As part of a more general discussion about what he perceives to be a tendency in some quarters to inflate the current danger of anti-Semitism, Antony Lerman raises the question whether or not Günter Grass's recent poem, 'What must be said', was an instance of anti-Semitism. I shall not here address the general issue of how serious a problem anti-Semitism now is. I shall not even adjudicate the question of whether the charge of anti-Semitism against Grass's poem is a just one. I will simply point out how cavalier Lerman is in deciding for his part that the charge is unmerited.
This is how he does it - the Lerman two-step. He doesn't neglect to refer to that element in the poem which is most problematic in the context of his central question: Grass's suggestion that Israel claims the right to a first strike that could snuff out - or destroy - the Iranian people. But, then, at no point in what follows does Lerman relate this element to the issue which his piece purports to be about. He treats it merely as being the result of 'a propensity to exaggerate'. Nice one, Tone. Simply omit the thing that might give you a problem.
Note that the question is not whether Günter Grass has an anti-Semitic mind, or had an anti-Semitic motive in writing his poem. Lerman is bound to acknowledge this, since he himself proposes for a definition of anti-Semitism one taken from Brian Klug that makes no reference to intent, but focuses rather on thematic content:
At the heart of antisemitism is the negative stereotype of 'the Jew': sinister, cunning, parasitic, money-grubbing, mysteriously powerful, and so on. Antisemitism consists in projecting this figure onto individual Jews, Jewish groups and Jewish institutions.

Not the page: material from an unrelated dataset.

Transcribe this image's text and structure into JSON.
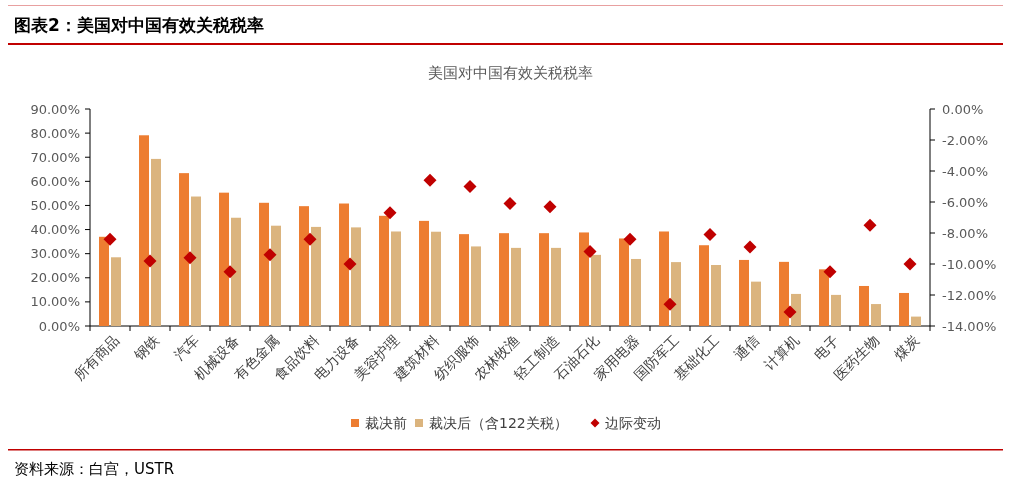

After quoting these words of Klug's, Lerman goes on to declare, 'If we look at Israel as a "Jewish group" and search for Klug's negative stereotype of "the Jew" projected onto Israel in Grass's poem, we find no such thing.'
Oh really? Here's a thought for him to mull over: one of the tropes of recent anti-Semitism is the would-be table-turning idea that the Jews, former victims of genocide, are now perpetrators, intent on destroying the Palestinian people, keeping them in Warsaw-Ghetto-like conditions in Gaza, just like the Nazis, and so forth. Grass now alleges, lightly as can be, that the Jewish state may have genocidal ambitions against Iran as well. For this allegation there is no evidence whatever, no more than there is for the poisonous analogies with Nazi genocide in the Palestinian case; but Lerman's not going to put himself to the trouble of considering whether such a groundless slander might have a connection with contemporary forms of Jew-hatred. Maybe it doesn't. But the possibility of it requires something more persuasive than: hey, a bit of an exagg there, Günter.
One last word. Lerman concludes with this observation:
If Grass's poem is so heinous, what language and what action would ever be appropriate in response to genuine antisemitism?
Apart from the fact that that is question-begging, since Lerman hasn't even tried to meet the difficulty he needs to, let alone succeeded in doing so, it also bespeaks an assumption that anti-Semitism isn't real until it's heinous. Mild or casual anti-Semitism is something altogether else, I suppose. Except that to think so contradicts Lerman's own favoured definition.